Testosterone Rex, as the author dubs it, is the theory that men and women have evolved fundamentally different natures over time, and that a degree of inequality between the sexes is therefore inevitable. As the argument goes, the different sexes have historically taken very different approaches to reproductive success. Behavioural traits that proved advantageous to primitive men, such as competitiveness, promiscuity and aggression, have become hardwired into male brains as a result of natural selection, while women, who are more heavily invested in the development of a child, have been forced down a different evolutionary path, becoming more nurturing and coy.
This simple piece of evolutionary logic is the apparent reason why more men sit at boardroom tables and in the cockpits of Formula One cars than women. If it’s correct, it crushes all hope of equality between the sexes, as it tells us not only that men and women will never reach full parity in the workplace, but that to expect them to do so is to deny human nature.
But, what if it’s wrong? As men, we have been brought up to believe that our male brains, fueled by the testosterone surging through our veins, gives us a natural advantage over women. If none of that is actually true – if the neural pathways honed while defending our territory from woolly mammoth, or clubbing each other to death in competition for a mate, are in fact of no real benefit to us in a business environment – then male privilege, far from being a biological inevitability, will prove to have been nothing more than a self-fulfilling prophecy.
Well, it’s time to stop resting on your laurels in the office, guys, because according to the new book by Dr Cordelia Fine, Testosterone Rex is as extinct as its reptilian namesake. Taking a butcher’s cleaver to its scaly carcass, Dr Fine dissects with precision and wit many of our most basic assumptions about sex and gender, such as the notion that men might be rather more concerned with status and rank than women (“Now might be a good moment to remind ourselves that the expression ‘pecking order’ comes to us courtesy of hens,” she writes), or that testosterone makes men more predisposed to taking risks.
To disprove the latter, she examines the “Lehman Sisters hypothesis”, or the idea that “there’s too much testosterone on Wall Street”. Could the financial crisis have been averted if the Lehman Brothers had been packing an X chromosome in place of a Y, as many suggested in the wake of 2008? Not necessarily, argues Dr Fine.
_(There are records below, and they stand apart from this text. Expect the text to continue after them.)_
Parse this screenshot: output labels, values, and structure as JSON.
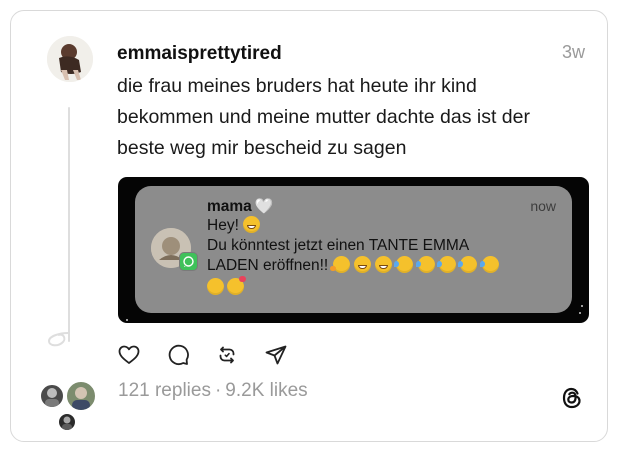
{
  "post": {
    "username": "emmaisprettytired",
    "time": "3w",
    "text": "die frau meines bruders hat heute ihr kind bekommen und meine mutter dachte das ist der beste weg mir bescheid zu sagen"
  },
  "notification": {
    "sender": "mama",
    "sender_emoji": "🤍",
    "time": "now",
    "line1": "Hey!",
    "line2": "Du könntest jetzt einen TANTE EMMA",
    "line3": "LADEN eröffnen!!",
    "app_icon": "whatsapp-icon"
  },
  "footer": {
    "replies": "121 replies",
    "separator": "·",
    "likes": "9.2K likes"
  },
  "icons": {
    "like": "heart-icon",
    "reply": "comment-icon",
    "repost": "repost-icon",
    "share": "send-icon",
    "brand": "threads-logo-icon"
  },
  "colors": {
    "muted": "#9a9a9a",
    "notification_bg": "#8c8c8c",
    "media_bg": "#050505",
    "whatsapp": "#3fc15a"
  }
}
In a meticulously researched chapter dedicated to the topic, she examines a wide range of studies on the effects of testosterone on risk-taking – and finds little compelling evidence to suggest a correlation. While behavioural differences have been shown to exist, they are conditional on social and geographical context: an experiment that might see a modest positive result in North America, for instance, will not necessarily be replicated in China.
These are just two of the preconceived ideas upon which Testosterone Rex is founded – ideas which, according to Dr Fine, are misleading, reductive or just plain wrong. None of which is to suggest that sex differences do not exist, of course, or that “testes are merely a social construct”. Dr Fine’s book does not deny that we are an adapted species; it merely argues that we are far more adaptable than we think.
It’s certainly a persuasive idea, and personally I don’t have to look very far to encounter examples of women who are far better adapted to dealing with the pressures of the working world than I am (see: exhibit A, above). Whether or not this book will affect a significant change on the current status quo remains to be seen. Nevertheless, Testosterone Rex remains essential reading for anybody who professes to care about sex equality, and such matters as whether or not their daughters get paid as much as their sons.